Io is the closest and the most vigorously tidally heated.

Because of this anomalous interior heating, the moon has vigorous volcanic activity. The rate of these processes is so furious that the landscape changes on timescales of only a few years (see Figure 14.11). Not surprisingly, there are no craters on visible on Io, although geological robots could doubtlessly find evidence of paleocraters.

The Galileo spacecraft returned close up pictures of the surfaces of all of the Galilean satellites. In these pictures, we see the great differences in landscapes on these moons. Differences that point to quite different histories for these objects. In the picture below, the top row shows a global view of the moon. The middle row shows a region on the moon about 600 miles on a side.
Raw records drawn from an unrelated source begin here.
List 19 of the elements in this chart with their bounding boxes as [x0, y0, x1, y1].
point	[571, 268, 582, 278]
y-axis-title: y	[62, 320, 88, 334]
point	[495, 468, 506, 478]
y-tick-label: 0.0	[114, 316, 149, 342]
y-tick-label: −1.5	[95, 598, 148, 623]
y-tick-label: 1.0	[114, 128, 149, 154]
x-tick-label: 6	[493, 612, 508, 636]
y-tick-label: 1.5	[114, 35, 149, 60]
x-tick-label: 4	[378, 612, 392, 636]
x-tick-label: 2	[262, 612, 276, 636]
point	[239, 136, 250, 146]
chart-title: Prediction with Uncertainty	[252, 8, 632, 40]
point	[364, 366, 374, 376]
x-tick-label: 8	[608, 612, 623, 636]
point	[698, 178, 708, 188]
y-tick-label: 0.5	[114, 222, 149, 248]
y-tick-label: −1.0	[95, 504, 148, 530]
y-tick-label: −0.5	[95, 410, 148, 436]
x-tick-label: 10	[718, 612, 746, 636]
Finally, the bottom row shows a scene about 60 miles on a side.

These pictures show a range from dormant, cratered Callisto to volcanically reworked Io. The Galilean satellites are a solar system in miniature.

There is an intriguing speculation about Europa. Very early in the history of the solar system, it appears likely that Jupiter was an emitter of radiation, that is, it shown like a little star. In that case, the Galilean satellites would have truly been like a miniature solar system. Some scientists believe that there may have been a period in which the ice we now see covering Europa was in the form of an ocean. This is illustrated in an artist’s conception in a painting by Don Davis.

One can then go on to speculate as to whether life may have gotten a start in that ocean, and whether it has survived to the present time in the ocean under miles of ice on the surface of Europa. The answer is out there.